Social Issues through a Personal Story (Fragile Memory)
The contrast between Leonid’s profession, which requires capturing images and turning them into memories, with the disease, which slowly erases Leonid’s ability to remember, has a powerful, yet saddening effect on the viewer. Igor stresses attention to this contrast by adding a myriad of photographs taken by Leonid during the Soviet times. The images, similar to Leonid’s memory, have been disrupted and turned into fractures of their former self. Such a poetic combination of elements allows Igor to create a truly captivating debut film.
The viewers of Fragile Memory witness how Alzheimer’s disease progresses. The filming started when Leonid’s illness was still manageable, but slowly throughout the movie, the audience sees how difficult it has become for Leonid to remember things and recognize familiar faces. Thus, throwing out the trash turned into a real challenge for Leonid, while going to a nearby city became an impossible task. Because of the familial relationship between the director and the subject, Igor manages to not only observe the disease, but also ask Leonid some intimate and, at times, uneasy questions. However, in many instances, Leonid can’t reply properly or even understand what Igor is asking about. Counterintuitively, this lack of response makes a movie more captivating as it provides the audience with a better understanding of how it feels to experience Alzheimer’s disease.
Fragile Memory is a very intimate movie. In every interaction scene between Igor and Leonid, the viewer sees how much love they have for each other. When Igor discovers the photographs of the past, he happily recognizes his grandfather, grandmother, mother, and aunt. He wants to explore Leonid’s youth and see the world from the same perspective his grandfather saw it. Meanwhile, Leonid often says how proud he is of Igor’s work and enthusiasm for cinematography. In some scenes, two generations of filmmakers discuss different lenses. Such moments show how similar both the character and the director are.
Fragile Memory is a highly poetic documentary, however, it has turned into such during the editing process. In various interviews, Igor and other crewmembers stated that the movie got its shape very late in the filming process. For example, many photos from the discovered 450 negatives haven’t reached the final version. Similarly, scenes of the creator viewing the photos for the first time haven’t appeared in the movie. Thus, sound editor Karyna Rezhevska recalls: “We were sitting in front of the lamp, looking at the negatives, discussing the pictures and wondering about their beauty. Unfortunately, those photos do not appear in the film, but I have pleasant memories of this moment. It became a part of our common memory.”

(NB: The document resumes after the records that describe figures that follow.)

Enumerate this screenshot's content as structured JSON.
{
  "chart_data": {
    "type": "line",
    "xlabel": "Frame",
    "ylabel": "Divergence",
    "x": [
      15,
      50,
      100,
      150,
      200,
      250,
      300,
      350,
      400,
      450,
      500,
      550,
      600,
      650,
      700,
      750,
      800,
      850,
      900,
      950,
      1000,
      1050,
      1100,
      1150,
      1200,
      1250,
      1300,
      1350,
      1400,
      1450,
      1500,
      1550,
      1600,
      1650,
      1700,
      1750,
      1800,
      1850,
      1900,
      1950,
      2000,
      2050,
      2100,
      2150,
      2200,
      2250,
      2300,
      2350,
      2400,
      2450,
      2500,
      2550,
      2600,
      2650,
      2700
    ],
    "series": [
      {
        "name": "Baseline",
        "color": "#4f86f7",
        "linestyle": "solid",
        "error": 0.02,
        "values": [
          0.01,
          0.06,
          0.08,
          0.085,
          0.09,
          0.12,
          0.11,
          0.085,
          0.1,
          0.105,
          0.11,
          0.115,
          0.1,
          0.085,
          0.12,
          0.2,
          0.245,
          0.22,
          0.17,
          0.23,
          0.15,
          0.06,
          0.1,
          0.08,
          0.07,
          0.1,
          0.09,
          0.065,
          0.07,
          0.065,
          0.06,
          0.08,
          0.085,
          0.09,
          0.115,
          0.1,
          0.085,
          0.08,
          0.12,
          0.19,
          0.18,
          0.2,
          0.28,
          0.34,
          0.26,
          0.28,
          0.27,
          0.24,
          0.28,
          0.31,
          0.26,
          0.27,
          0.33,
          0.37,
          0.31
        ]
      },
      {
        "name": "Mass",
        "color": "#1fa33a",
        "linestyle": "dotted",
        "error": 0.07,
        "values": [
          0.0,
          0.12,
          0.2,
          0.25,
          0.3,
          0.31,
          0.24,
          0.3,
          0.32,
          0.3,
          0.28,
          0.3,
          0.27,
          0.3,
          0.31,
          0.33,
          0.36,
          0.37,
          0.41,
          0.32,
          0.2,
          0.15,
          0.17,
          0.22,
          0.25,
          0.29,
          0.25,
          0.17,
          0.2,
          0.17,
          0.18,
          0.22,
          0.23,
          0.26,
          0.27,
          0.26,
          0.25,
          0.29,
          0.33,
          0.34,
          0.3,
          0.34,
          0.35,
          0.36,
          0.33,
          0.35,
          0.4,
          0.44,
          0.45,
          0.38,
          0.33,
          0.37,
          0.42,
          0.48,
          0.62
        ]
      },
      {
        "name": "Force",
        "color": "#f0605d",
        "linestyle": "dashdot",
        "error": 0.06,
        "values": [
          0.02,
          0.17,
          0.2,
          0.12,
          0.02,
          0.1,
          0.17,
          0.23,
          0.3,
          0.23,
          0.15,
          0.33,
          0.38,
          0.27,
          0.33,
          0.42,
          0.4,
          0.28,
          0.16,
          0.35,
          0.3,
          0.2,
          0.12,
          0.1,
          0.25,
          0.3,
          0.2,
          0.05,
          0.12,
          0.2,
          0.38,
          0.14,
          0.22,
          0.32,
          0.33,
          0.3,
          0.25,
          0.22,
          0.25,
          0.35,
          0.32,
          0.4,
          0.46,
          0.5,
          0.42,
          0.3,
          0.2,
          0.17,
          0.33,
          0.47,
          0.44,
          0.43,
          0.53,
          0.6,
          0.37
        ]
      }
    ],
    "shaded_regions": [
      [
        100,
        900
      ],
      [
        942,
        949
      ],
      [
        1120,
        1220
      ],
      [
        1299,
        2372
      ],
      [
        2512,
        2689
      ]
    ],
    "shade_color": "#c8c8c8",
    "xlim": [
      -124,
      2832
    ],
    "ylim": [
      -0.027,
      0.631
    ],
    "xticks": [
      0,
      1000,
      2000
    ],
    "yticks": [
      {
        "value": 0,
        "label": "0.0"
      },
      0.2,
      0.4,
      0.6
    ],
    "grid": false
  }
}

Fragile Memory also discusses the current state of Ukrainian cinema and, particularly, the problems of the Odessa Film Studio. Igor points out in the movie that some of the most important works of world cinema, such as Battleship Potemkin (1925) and The Man with a Movie Camera (1929), were filmed in Odessa. Besides that, many auteurs, such as Kira Muratova and Pyotr Todorovsky, have directed their best movies in Odessa. Yet, the studio and the culture of cinema have been slowly dying out. Igor demonstrates this by including the scene of Leonid’s wife complaining about the studio forgetting about Leonid’s anniversary, despite all the years he’s worked there.
Igor dedicates part of the movie to showing the diminishing conditions of the studio. Thus, he includes scenes of himself discovering how the film reels have been improperly stored in the studio and, as a result, started decaying. Closer to the end of the movie, Igor gets permission to bring all the footage stored in the studio to a professional archive company that digitized the films. By including this story in the movie, Igor manages to draw one more parallel between Leonid’s disease and the problems the Odessa Film Studio faced at the moment. Such a comparison allows the viewer to apply the title of the movie not only to the personal struggles of those fighting Alzheimer’s disease but also to the fragility of the cinema itself.
This idea of a fragile memory is highlighted one more time in the movie. In the end of the movie, Igor discovers that water or any other liquid didn’t damage the old photographs he found. Instead, it was the very material used to make the negatives that started decaying over the years. Although one can say it’s just a coincidence, someone else can point to the beauty of this allegory of being destroyed from within.
Everyone who decides to watch Fragile Memory, can form their own opinion about the meaning of this scene, and learn about a great Ukrainian cinematographer, Leonid Burlaka and his talented grandson, Igor Ivanko.